Н и к о л а й. Хорошо. Только придется мне еще раз выслушать Трепова, который думает, что ты склоняешься к английской форме монархии.

А л е к с а н д р а  Ф е д о р о в н а. Не кажется ли тебе, что он становится назойлив и требователен, как Витте?

Н и к о л а й. Весьма взволнован и барон. А Витте, что ни говори, свое дело он сделал.

А л е к с а н д р а  Ф е д о р о в н а. И ушел, слава тебе, Господи!

          Кабинет государя. Николай II и Трепов.

Н и к о л а й. Идея министерства, ответственного перед Думой и составленного из людей, пользующихся общественным доверием, может быть, хороша вообще, если бы при этом не затрагивались прерогативы высшей власти.
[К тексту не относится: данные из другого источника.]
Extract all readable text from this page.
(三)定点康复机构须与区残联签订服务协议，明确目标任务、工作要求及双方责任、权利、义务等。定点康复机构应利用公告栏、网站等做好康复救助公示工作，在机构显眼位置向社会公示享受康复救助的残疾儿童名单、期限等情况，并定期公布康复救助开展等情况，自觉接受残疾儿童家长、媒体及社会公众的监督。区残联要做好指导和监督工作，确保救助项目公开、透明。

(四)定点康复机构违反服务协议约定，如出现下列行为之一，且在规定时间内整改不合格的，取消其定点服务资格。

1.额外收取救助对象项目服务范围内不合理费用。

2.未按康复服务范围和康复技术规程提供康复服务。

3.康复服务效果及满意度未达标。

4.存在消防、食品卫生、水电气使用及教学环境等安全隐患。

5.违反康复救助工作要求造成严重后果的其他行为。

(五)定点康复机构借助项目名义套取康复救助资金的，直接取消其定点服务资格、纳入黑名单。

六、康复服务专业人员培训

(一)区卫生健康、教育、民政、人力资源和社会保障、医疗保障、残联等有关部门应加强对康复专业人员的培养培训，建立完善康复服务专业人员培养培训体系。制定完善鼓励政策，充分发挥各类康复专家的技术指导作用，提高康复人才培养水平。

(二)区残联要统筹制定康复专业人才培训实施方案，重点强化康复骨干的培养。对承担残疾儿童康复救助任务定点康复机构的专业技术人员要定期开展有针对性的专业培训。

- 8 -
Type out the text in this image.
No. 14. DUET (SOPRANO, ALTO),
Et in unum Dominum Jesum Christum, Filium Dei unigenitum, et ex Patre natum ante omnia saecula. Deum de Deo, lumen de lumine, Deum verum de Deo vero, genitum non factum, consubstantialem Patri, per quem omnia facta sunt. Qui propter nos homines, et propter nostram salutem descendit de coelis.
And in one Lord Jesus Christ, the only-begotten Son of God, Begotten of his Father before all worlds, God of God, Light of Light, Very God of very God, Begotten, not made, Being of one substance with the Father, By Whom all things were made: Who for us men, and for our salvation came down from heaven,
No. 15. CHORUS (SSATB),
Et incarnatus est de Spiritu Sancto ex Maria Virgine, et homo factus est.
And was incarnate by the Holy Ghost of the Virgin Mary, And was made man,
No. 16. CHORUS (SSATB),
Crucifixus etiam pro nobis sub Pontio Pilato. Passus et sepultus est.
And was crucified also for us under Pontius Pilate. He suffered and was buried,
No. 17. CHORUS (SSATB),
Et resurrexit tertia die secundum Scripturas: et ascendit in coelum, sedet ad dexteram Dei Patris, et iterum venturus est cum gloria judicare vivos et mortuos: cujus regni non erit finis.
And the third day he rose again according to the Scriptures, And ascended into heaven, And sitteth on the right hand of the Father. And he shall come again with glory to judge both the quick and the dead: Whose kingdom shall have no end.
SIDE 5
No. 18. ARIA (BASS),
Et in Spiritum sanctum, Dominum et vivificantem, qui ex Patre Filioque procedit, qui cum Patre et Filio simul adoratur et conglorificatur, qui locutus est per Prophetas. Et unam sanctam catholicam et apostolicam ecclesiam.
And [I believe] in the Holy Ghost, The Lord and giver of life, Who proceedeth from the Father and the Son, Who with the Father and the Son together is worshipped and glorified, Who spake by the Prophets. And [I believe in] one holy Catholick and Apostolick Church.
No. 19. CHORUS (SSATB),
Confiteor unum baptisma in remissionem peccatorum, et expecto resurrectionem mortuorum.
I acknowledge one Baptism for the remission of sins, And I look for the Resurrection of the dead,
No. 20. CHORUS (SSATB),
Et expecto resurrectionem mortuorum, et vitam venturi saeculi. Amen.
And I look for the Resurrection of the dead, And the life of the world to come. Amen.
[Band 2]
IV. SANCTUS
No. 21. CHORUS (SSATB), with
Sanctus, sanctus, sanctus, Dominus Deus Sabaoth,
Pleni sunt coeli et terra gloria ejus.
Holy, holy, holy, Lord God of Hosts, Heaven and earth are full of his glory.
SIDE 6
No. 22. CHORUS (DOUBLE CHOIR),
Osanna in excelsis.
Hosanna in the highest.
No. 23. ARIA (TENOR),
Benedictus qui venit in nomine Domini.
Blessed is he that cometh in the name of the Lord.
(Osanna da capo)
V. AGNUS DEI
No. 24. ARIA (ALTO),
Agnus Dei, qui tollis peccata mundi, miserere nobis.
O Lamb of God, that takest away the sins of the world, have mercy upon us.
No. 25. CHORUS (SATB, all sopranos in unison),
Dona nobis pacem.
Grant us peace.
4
Т р е п о в. Ваше величество, я знаю, что вам говорили, я сам первый должен предостеречь вас: принять список с новым составом правительства во главе, допустим, с Муромцевым, - это значит передать ему всю полноту исполнительной власти в стране, без возможности влиять на его решения, а встать в открытый конфликт с последним равносильно будет полной сдаче всей своей власти, то есть превращению всего нашего государственного строя в монархию даже не английского типа, но и неизбежному коренному изменению всего строя, со всеми последствиями, размеров и форм которых никто ни предвидеть, ни учесть не может. Вот что вам говорят.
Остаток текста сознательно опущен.